1. What is the difference between permutation and combination?
Ans. Permutation is an arrangement of objects in a specific order, while combination is a selection of objects without considering the order. In permutation, the order matters, but in combination, it doesn't.
2. How do you calculate the number of permutations of a set?
Ans. The number of permutations of a set can be calculated using the formula nPr = n! / (n-r)!, where n is the total number of objects and r is the number of objects taken at a time.
3. Can you explain the concept of factorial in permutation and combination?
Ans. Factorial is a mathematical function denoted by the symbol "!". In permutation and combination, factorial is used to calculate the number of ways objects can be arranged or selected. It represents the product of all positive integers less than or equal to a given number.
4. What is the difference between a permutation and a combination in real-life examples?

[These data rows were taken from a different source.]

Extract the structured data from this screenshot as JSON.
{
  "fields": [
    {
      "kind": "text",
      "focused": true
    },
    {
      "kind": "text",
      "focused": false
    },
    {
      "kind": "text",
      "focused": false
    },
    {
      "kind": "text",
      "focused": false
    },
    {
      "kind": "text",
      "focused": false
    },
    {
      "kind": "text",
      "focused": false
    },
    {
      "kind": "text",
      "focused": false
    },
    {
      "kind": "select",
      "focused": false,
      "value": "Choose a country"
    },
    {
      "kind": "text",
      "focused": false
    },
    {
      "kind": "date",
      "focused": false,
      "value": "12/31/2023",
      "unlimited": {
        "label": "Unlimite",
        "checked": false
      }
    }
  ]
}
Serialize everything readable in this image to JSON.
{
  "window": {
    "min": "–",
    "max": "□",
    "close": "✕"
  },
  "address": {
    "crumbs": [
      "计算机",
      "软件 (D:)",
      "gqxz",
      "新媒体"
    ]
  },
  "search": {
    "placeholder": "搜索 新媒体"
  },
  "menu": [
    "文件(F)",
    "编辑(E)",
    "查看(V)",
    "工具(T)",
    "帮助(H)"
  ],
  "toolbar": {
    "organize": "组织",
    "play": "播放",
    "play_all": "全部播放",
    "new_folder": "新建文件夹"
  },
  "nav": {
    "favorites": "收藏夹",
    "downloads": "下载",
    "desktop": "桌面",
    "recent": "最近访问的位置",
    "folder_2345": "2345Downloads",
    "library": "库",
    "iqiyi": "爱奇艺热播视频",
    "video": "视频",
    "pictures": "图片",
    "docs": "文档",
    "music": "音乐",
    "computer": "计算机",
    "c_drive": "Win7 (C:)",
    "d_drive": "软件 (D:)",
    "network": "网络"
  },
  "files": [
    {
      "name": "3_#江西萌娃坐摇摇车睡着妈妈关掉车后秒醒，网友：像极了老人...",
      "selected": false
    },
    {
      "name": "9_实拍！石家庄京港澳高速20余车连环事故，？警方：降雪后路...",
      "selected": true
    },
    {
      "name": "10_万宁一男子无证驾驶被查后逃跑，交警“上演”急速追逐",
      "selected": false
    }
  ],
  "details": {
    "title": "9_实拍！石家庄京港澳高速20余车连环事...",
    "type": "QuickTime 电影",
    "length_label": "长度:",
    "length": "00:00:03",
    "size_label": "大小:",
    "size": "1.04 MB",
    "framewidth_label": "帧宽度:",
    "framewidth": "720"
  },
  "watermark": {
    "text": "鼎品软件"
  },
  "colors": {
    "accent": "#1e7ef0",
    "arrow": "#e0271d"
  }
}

Ans. In real-life examples, a permutation represents the different ways in which a group of people can be arranged in a line or seated at a table, where the order matters. On the other hand, a combination represents the different groups that can be formed by selecting a certain number of people from a larger group, where the order doesn't matter.
5. How can permutation and combination be applied in probability problems?
Ans. Permutation and combination are used in probability problems to calculate the number of favorable outcomes and the total number of possible outcomes. By dividing the number of favorable outcomes by the total number of possible outcomes, we can determine the probability of an event occurring.